Shallow root-filled soil is hard (or impossible) to level, and in several locations the trail’s narrow width slants downhill, a condition I detest. Having one leg higher than the other results in an unbalanced posture. Often there is no room downslope to place a trekking pole which induces a slight lean upslope. All this angling plants the feet in one direction and the body in another. It’s tiring and annoying, whether going up or down.
This side of the Turkey Flyup spur is densely forested and the steep slope has allowed streams to carve equally steep and deep ravines. The trail zigzags in switchbacks through one ravine three times. The understory herbaceous growth is thick and robust in these deep creases. A few stems of Turk’s Cap Lily are already as tall as me. The lily, Black Cohosh, and any other tall summer bloomer are quite likely to put the squeeze on hikers later in the season. Higher up, brambles are invading more open areas.
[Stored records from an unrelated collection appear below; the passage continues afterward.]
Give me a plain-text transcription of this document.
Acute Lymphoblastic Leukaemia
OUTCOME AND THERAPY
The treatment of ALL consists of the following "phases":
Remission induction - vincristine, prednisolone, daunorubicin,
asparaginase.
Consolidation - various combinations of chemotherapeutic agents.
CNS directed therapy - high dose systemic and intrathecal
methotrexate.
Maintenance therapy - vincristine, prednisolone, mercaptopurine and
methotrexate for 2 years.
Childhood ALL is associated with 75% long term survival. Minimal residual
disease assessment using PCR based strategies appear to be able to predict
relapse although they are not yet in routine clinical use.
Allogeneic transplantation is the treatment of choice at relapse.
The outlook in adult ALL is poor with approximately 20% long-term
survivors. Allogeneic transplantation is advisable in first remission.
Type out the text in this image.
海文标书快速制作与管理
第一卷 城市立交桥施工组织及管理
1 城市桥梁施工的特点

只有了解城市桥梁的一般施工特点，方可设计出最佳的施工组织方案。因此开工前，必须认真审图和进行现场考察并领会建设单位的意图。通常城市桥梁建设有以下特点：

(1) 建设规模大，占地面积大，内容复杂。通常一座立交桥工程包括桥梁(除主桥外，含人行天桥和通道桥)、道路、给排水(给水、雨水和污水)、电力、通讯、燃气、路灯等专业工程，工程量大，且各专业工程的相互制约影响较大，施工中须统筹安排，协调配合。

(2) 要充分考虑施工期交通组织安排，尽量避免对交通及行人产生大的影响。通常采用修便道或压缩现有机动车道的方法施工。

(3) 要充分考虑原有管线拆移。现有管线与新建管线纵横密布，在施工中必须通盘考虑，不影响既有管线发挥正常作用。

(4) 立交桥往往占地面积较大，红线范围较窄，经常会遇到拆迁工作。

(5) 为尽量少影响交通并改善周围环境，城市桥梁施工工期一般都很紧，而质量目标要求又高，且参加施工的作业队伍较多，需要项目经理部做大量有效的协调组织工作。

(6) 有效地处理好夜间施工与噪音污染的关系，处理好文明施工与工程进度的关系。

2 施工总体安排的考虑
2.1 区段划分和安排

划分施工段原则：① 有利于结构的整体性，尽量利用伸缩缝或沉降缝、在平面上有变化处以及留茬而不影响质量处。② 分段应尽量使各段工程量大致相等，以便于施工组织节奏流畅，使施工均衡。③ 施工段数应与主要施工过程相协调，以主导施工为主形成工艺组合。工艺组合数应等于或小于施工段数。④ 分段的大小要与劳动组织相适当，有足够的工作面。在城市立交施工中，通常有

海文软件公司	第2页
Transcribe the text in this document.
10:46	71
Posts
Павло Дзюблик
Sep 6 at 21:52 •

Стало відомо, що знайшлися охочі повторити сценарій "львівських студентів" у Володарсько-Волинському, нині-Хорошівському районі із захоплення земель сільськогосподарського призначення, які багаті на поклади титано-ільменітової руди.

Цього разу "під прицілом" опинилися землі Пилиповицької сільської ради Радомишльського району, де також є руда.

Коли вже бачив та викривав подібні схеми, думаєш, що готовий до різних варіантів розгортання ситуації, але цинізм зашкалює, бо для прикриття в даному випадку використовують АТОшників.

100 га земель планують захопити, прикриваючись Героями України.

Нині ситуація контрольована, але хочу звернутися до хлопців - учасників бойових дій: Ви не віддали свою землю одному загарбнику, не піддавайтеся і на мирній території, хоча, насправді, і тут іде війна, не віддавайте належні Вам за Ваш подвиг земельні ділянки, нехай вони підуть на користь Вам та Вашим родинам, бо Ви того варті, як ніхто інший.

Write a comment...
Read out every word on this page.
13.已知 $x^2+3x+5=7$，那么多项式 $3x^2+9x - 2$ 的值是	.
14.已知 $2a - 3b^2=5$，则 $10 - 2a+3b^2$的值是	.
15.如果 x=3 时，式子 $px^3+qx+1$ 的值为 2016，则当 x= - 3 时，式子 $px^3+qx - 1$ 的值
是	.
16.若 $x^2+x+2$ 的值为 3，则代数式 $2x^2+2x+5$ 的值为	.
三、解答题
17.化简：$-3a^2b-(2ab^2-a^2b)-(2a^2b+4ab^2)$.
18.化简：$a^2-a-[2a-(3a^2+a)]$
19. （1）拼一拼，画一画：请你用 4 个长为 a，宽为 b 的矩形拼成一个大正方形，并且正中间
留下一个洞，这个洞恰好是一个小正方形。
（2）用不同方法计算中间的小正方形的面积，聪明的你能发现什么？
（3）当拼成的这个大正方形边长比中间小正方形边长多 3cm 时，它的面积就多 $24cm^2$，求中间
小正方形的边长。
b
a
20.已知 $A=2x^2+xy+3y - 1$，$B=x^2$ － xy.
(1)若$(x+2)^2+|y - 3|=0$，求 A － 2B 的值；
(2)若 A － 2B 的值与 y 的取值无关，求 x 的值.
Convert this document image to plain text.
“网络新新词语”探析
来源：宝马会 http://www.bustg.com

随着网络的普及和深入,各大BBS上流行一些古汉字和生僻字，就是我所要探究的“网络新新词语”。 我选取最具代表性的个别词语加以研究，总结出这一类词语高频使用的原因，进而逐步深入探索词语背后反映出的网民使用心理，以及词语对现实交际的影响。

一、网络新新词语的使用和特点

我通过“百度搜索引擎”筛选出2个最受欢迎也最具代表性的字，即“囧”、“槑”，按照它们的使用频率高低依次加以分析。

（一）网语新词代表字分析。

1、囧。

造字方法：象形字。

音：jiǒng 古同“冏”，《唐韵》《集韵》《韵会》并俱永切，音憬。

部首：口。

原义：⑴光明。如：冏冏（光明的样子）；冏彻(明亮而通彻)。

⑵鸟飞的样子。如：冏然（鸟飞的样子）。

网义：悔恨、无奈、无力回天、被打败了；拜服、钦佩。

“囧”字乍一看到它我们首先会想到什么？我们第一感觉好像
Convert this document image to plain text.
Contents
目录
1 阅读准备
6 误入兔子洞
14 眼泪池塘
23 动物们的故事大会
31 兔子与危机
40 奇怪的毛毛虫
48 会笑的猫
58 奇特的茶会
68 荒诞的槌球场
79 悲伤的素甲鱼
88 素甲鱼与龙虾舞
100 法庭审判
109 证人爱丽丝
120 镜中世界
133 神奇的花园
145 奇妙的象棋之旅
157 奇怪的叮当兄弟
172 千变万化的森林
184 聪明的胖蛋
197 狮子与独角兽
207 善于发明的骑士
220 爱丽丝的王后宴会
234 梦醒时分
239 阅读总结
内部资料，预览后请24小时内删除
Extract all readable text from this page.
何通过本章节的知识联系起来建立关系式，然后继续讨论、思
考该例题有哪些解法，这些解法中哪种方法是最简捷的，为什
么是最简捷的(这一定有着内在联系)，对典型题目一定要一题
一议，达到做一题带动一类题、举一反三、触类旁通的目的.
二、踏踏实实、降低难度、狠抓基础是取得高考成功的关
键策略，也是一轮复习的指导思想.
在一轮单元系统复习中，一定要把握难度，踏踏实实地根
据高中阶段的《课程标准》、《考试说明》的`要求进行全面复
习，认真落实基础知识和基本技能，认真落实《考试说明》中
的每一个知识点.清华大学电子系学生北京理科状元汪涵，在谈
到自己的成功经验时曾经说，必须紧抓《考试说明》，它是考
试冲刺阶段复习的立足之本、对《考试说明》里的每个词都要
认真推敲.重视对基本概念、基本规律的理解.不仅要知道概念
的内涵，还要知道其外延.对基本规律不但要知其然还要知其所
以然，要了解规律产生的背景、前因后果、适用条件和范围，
A wider, flatter, and drier stretch in the middle with Mountain Laurel, Mountain Bellwort, Cow Wheat, and Hayscented Fern is a welcome relief, as are some sections rounding the outer edges of slope wrinkles not too far from the top. Beyond that, the best trail surface is found on the lowest section near the highway.
Mountain Bellwort (Uvularia puberula) still has a few flowers, but most plants are already setting fruit. This bellwort and one other species don’t have that stem-piercing-the-leaves look. Their leaves attach directly to the stem with no petiole (sessile). To separate these two species, Mountain Bellwort’s foliage has a shine to it, and lines of fine hairs run up the stem. The flower pistil’s stigma lobes are quite long compared to the other species, called Wild Oats. Mountain Bellwort usually grows in denser, sturdier clumps too. Wild Oats has a more sparse and delicate look.
Kanati Fork Trail is known for its Painted Trillium, but it also features Large White Trillium, plenty of Nodding Mandarin, and beautiful stands of Solomon’s Plume. Perhaps the most profuse plant throughout the trail is Early Meadow Rue (Thalictrum dioicum). The female plants are setting seed at lower elevations, and both sexes are still in flower near the top.
At the Thomas Divide junction, I pause for a snack and sit on a log. Suddenly the snout of a German Shepherd dog comes between me and my granola bar. Startled is hardly the word for it. She trots around sniffing everything. She is wearing a collar, but where are her owners? “I hope she didn’t scare you.” A woman saunters into view, followed by her husband stuffing a sandwich into his mouth.
I felt obligated to tell them dogs aren’t allowed in the park, only in the campgrounds and Oconaluftee and Gatlinburg trails. “Oh, we didn’t know,” she chirps. “You should at least leash her,” I advise. “OK.” They breeze by. I watch. No effort is made. Finally, I call after them, “For the sake of your dog, you really need to leash her.” The man makes his wife stop and remove a leash from his backpack. Every trail has a sign that says dogs aren’t allowed, but people either don’t look or don’t care…until their dog gets hurt. Then they probably blame the park!
The return trip is much faster and generally more pleasant, confirming that Kanati Fork Trail is best approached top down.